Contact between Sukhothai and the peninsula, Angkor, Sri Lanka, Burma, indigenous Mon people, India, and the Chinese diaspora was continuous. All these cultures added to Thais’ mixtures of ideas, artistic images, and rituals as their own kingdoms emerged. These international connections helped establish Thais’ assumptions about the most fundamental forms and ideas.
Art forms and ways of perceiving and thinking that mix grace and animation became prevalent in Thai culture and have usually remained so, because they converged from an enormous number of places, times, interactions between people, and experiences with the natural environment. People shared ceremonies and pilgrimage sites, traded goods, visited temples, saw graceful shrines and processions of monks, heard the same music, emphasized deference to social superiors, believed in local spirits, and shared the rice growing cycle and the prominence of waterways. All of these converged over time into people’s shared experiences, and this provided them with a common field of meanings that has been uniquely Thai.
The West’s focus on three-dimensional perspective, abstract linear relationships, and distinct objects and their masses also converged from many political centers and an enormous number of influences. Florence, Rome, Venice, and Northern Europe developed these influences together. An untold number of interactions that fleshed them out created the West’s fundamental assumptions about how the world coheres.
So if you ask what made Thailand Thai, or what made the West Western, your horizon opens into an international tapestry with infinite creativity—with limitless abilities to blend multiple societies and to generate new ideas and works of art. Instead of being bound to one idea, art form, or general perspective and treating it as universal truth which holds all things and experiences to its terms, your view can become liberated so that it widens into the diversity of people’s ideas and their interactions with each other and with the environment.

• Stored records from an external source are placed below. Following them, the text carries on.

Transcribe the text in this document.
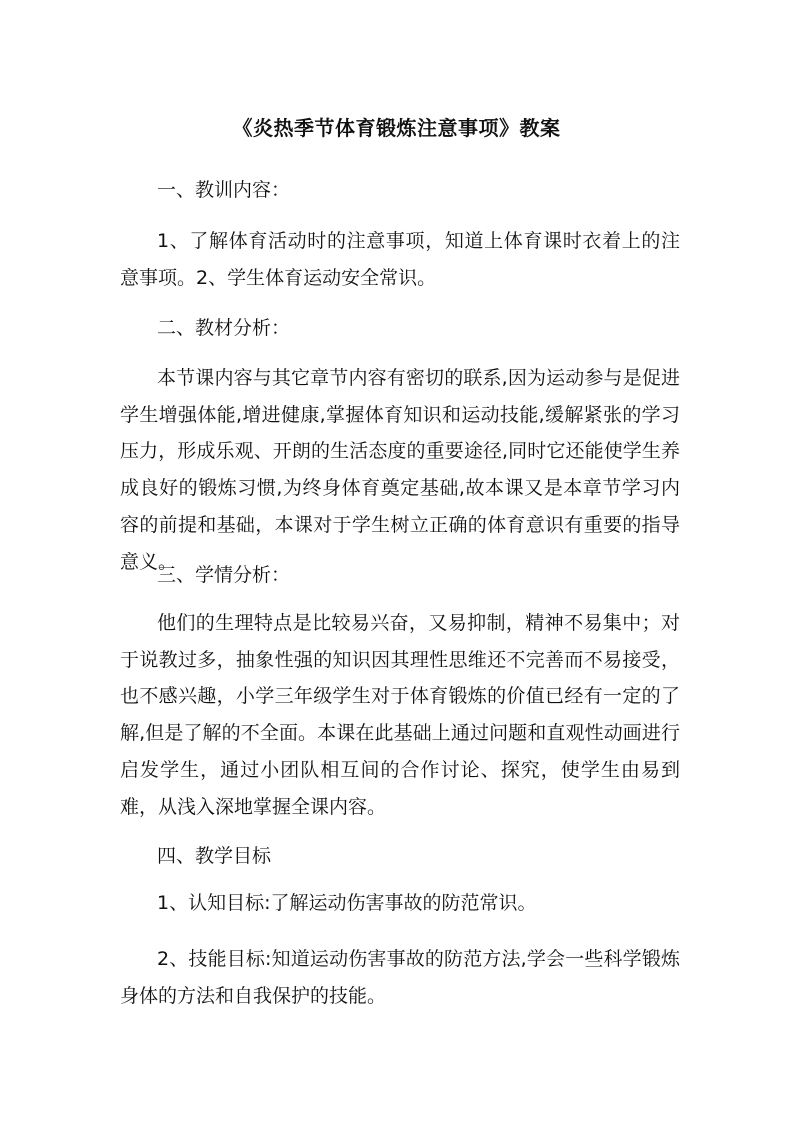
《炎热季节体育锻炼注意事项》教案
一、教训内容：

1、了解体育活动时的注意事项，知道上体育课时衣着上的注意事项。2、学生体育运动安全常识。

二、教材分析：

本节课内容与其它章节内容有密切的联系,因为运动参与是促进学生增强体能,增进健康,掌握体育知识和运动技能,缓解紧张的学习压力，形成乐观、开朗的生活态度的重要途径,同时它还能使学生养成良好的锻炼习惯,为终身体育奠定基础,故本课又是本章节学习内容的前提和基础，本课对于学生树立正确的体育意识有重要的指导意义。

三、学情分析：

他们的生理特点是比较易兴奋，又易抑制，精神不易集中；对于说教过多，抽象性强的知识因其理性思维还不完善而不易接受，也不感兴趣，小学三年级学生对于体育锻炼的价值已经有一定的了解,但是了解的不全面。本课在此基础上通过问题和直观性动画进行启发学生，通过小团队相互间的合作讨论、探究，使学生由易到难，从浅入深地掌握全课内容。

四、教学目标

1、认知目标:了解运动伤害事故的防范常识。

2、技能目标:知道运动伤害事故的防范方法,学会一些科学锻炼身体的方法和自我保护的技能。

When you combine looking At, With, and Beyond, you can see limitless abundance in the ideas and art forms that your culture has treated as fundamental, and in aspects of your daily life, including your cuisine, interpersonal behavior, and objects that you live closely with. They all glimmer when you see them in enough ways. So do Thai stupas, Indian temples, traditional Native American houses, African sculptures, and Chinese temples. As you keep studying multiple cultural landscapes and comparing them with each other, your perspective can increasingly shift to this radiance. Everything around you, from high art to everyday objects, can become luminous. It can shine, not only in a way that reflects its own cultural milieu, but all societies around the globe.